Further capacity will be added when Aegis' third Mumbai terminal becomes operational (expected to commence operations by FY-10). Besides this, Aegis has a presence in Kochi. Currently, the company is looking at expanding presence across cities.

It has acquired land in Haldia and Mangalore and plans to set up facilities there (likely to become operational by FY-11). An expansion of Aegis' geographical footprint will help it improve the scope of its existing operations.

Aegis also proposes to aggressively ramp up its autogas retailing presence. From over 27 outlets in December 2007, the company plans to increase the number to 100 by FY-09. The management seeks to achieve this using a predominantly franchise-based model.

The autogas dealers, under the franchise model, will be provided with a fixed margin and will be able to sell gas at the same price as oil marketing companies.

This way, Aegis would be able to accelerate its network expansion even as it limits additional capital expenditure. The franchise model may not require Aegis to provide for significant incremental investments.

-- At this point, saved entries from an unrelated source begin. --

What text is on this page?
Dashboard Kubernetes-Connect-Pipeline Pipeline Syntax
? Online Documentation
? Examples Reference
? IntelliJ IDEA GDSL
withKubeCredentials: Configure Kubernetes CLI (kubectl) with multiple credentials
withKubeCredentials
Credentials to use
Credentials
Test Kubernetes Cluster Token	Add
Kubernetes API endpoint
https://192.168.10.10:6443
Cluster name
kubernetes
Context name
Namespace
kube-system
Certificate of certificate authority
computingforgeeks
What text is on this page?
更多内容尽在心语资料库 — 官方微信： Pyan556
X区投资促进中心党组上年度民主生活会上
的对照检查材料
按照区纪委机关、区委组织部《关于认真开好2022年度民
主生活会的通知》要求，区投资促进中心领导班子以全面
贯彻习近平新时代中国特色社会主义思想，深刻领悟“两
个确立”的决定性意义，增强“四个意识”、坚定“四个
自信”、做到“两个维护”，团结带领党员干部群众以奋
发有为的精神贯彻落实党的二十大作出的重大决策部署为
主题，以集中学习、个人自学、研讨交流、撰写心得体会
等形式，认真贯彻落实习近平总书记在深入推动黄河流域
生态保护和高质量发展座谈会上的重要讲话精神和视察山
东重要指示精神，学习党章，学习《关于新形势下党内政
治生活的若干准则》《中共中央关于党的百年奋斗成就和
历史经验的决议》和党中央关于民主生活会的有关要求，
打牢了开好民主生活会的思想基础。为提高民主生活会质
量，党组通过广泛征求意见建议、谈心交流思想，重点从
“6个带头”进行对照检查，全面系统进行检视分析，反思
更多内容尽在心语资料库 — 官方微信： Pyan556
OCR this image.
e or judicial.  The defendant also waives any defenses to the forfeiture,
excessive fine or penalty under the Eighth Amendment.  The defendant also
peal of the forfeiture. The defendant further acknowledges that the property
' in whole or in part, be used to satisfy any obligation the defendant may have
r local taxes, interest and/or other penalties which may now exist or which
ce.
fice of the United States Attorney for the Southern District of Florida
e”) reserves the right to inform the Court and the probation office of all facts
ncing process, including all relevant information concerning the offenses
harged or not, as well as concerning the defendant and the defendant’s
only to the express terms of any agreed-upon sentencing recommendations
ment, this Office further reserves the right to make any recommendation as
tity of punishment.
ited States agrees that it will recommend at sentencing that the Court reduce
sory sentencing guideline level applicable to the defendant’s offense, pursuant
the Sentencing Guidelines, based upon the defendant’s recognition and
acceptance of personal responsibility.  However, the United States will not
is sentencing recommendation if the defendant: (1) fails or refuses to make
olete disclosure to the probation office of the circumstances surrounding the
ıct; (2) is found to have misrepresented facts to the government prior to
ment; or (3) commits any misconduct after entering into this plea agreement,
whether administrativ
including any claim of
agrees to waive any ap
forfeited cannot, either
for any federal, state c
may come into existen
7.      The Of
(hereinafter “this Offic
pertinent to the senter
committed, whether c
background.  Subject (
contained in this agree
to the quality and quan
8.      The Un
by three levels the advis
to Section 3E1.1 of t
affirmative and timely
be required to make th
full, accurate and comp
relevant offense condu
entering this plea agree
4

Aegis recently acquired Hindustan Aegis LPG (HALPG), which owns two refrigerated gas tanks of 20,000 tonnes capacities each. It has issued 36 lakh new shares to the shareholders of HALPG and will assume a debt of about Rs 30 crore. With this acquisition, the company appears to have circumvented its gas storage capacity constraints, which could have limited its expansion plans for the autogas retailing segment.

Results


For the quarter ended December 2007, helped by the addition of capacities, Aegis reported a 73 per cent increase in earnings on the back of a 40 per cent growth in revenues. This was driven by a 1.7 percentage point expansion in operating margins to about 14.2 per cent.

However, since the company's revenue model is volume-driven and may not be able to sustain any price hikes, margins may not see any drastic improvement.

Considerable growth in volumes handled, however, may offset this. In terms of risk, delays in the rollout of expansion plans and waning of demand for LPG may affect the company's earnings negatively.